Currently Sequins supports two input file formats:
There are also a few guidelines for producing data for sequins.
The default input format for Sequins is SequenceFiles. These are typically generated by Hadoop Map/Reduce.
Sequins doesn't care at all how your SequenceFiles are named, but will ingest any files in a version directory.
You can use either
RECORD compression for SequenceFiles, or leave
them uncompressed. Both snappy and gzip are supported.
Sequins uses a sharding algorithm in which keys are
bucketed into N partitions, where the number of partitions is the number of
files in the dataset. To do this, it uses a hash function based on Java's String
hashCode function, chosen because it aligns coincidentally with the way Hadoop
often buckets keys into reducers.
In practice, this means that if your Hadoop job outputting the data has a reduce step, and the key is a String, and has the same value as the output key, then your data is effectively pre-sharded when it's written out, and each individual sequins instance can just download the data it needs, than rather scanning everything and downloading just the keys it wants.
While this obviously isn't a hard requirement, it can make loading new data much faster.
Key and value serialization
Hadoop often writes SequenceFiles with individual key and value serializations; in this way, SequenceFile is generic.
Sequins supports any key and value serialization, but has some optimizations for
the commons ones. In particular,
org.apache.hadoop.io.Text are unwrapped, and the actual underlying bytes
are used. For example, if you have a
SequenceFile[BytesWritable, Text] and a
record is saved as:
context.write(new BytesWritable("foo".getBytes("ASCII")), new Text("bar"))
Then you can query the value at
/mydata/foo, as you'd expect.
However, with other serializations, sequins doesn't do any converting for you,
and you'll need to consider how the data actually looks on disk. This can be a
bit tricky. Let's say you have a
SequenceFile[IntWritable, IntWritable] and
you write the tuple
(42, 100). Hadoop serializes a IntWritable as an unsigned
int321, so you'd need to query it as such:
$ curl localhost:9599/mydata/%00%00%00%2A | hexdump 0000000 00 00 00 64
1. IntWritable represents a signed int, but it's cast first; so -42 would be ↩
Sequins also supports Sparkey files as an input format with faster loading.

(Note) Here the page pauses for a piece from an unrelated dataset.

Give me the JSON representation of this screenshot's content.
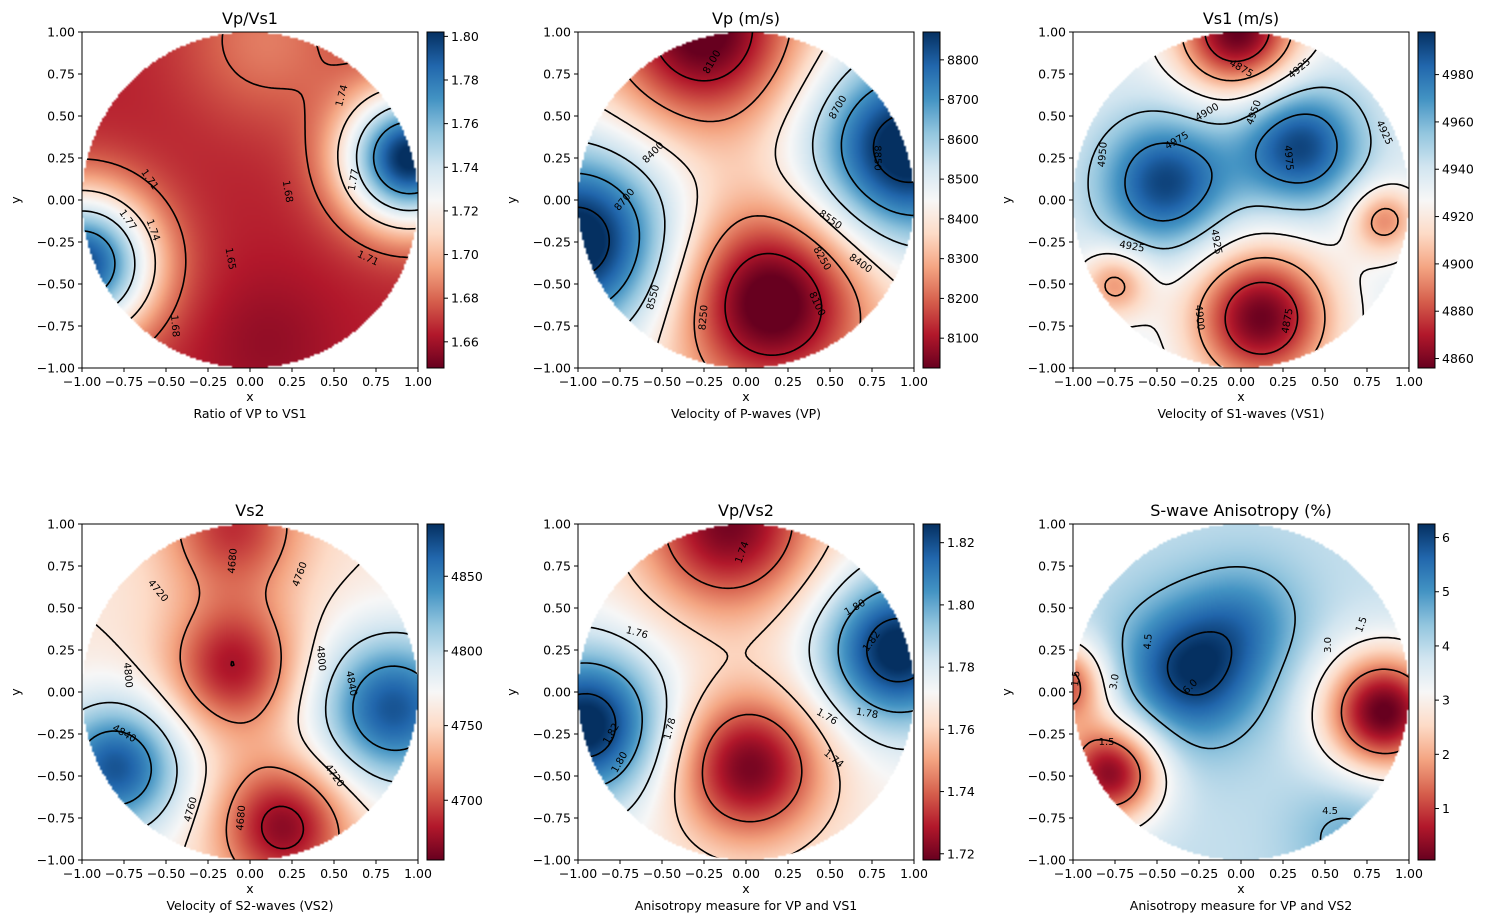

Ingesting SequenceFiles is often CPU-limited, as Sequins has to read the whole file and convert it to its internal storage format. This is also inefficient, as it has to be done on every single Sequins node, rather than once by whatever generates the data. If you provide your data in Sparkey format, Sequins can load your data about ten times faster.

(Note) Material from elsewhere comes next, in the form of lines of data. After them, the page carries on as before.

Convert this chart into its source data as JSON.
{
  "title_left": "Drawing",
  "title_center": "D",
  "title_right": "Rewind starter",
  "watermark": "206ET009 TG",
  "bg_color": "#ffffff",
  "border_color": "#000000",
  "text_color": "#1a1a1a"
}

The input directory should contain pairs of Sparkey log files and compressed Sparkey index files.
The Sparkey log files, with extension
.spl, contain a list of keys and values.
The keys in this file should be in lexicographically-sorted order.

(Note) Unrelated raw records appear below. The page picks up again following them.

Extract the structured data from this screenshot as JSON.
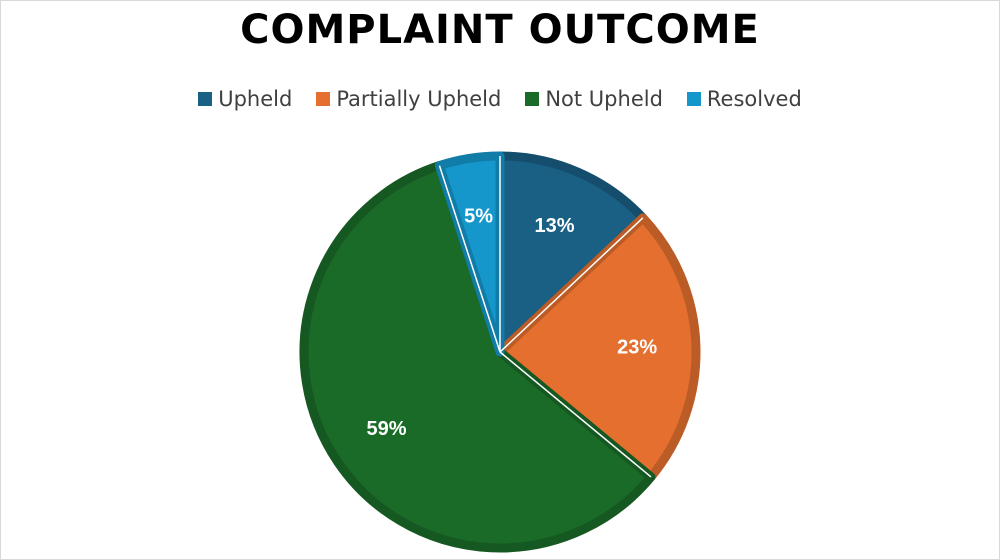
{
  "chart_data": {
    "type": "pie",
    "title": "COMPLAINT OUTCOME",
    "legend_position": "top",
    "slices": [
      {
        "name": "Upheld",
        "value": 13,
        "label": "13%",
        "color": "#1a5f84"
      },
      {
        "name": "Partially Upheld",
        "value": 23,
        "label": "23%",
        "color": "#e46f2e"
      },
      {
        "name": "Not Upheld",
        "value": 59,
        "label": "59%",
        "color": "#1a6b28"
      },
      {
        "name": "Resolved",
        "value": 5,
        "label": "5%",
        "color": "#1597cc"
      }
    ]
  }
}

The compressed Sparkey index files, with extension
.spi.sz, associates keys
with their locations in the log file.
Each log/index file pair must have the exact same basename, but with different extensions.
The name of each file must contain at least one sequence of digits. The first
such run of digits must identify which key partition the file is
for. For example, the file
part-00012-00034.spl is for partition number 12.
It is legal to have multiple pairs of files from the same partition, for example
part-00012-00035.spl. However, such
files must contain non-overlapping key ranges.
The Sparkey log files must use Sparkey's built-in Snappy compression. The index files must be compressed with framed-Snappy compression.
Each log/index file pair must contain keys only from a single key partition.
This means that a file with partition number 12 should only contain a key K if
hashCode(K) % numPartitions == 12.
Key and value serialization
Sparkey files should contain data of type BytesWritable and Text pre-unwrapped.
In other words,
new Text("foo") should be stored as just
However other Writable formats such as IntWritable should be stored in their canonical serialization format.
While SequenceFiles are trivial to generate in Hadoop, it's slightly more complex to generate Sparkey files. We've provided a Sparkey-generating version of the Hadoop Word Count example, to help you along.
While not required, Sequins operates best when the number and sizes of input files are under certain thresholds.
The number of input files (and hence partitions) affects the stability of Zookeeper. A maximum of 512 input files per version is a good threshold.
Input files that are very large are more likely to hang or fail during downloads. A good threshold here depends on your download speeds, but we prefer files below 5 GiB in size.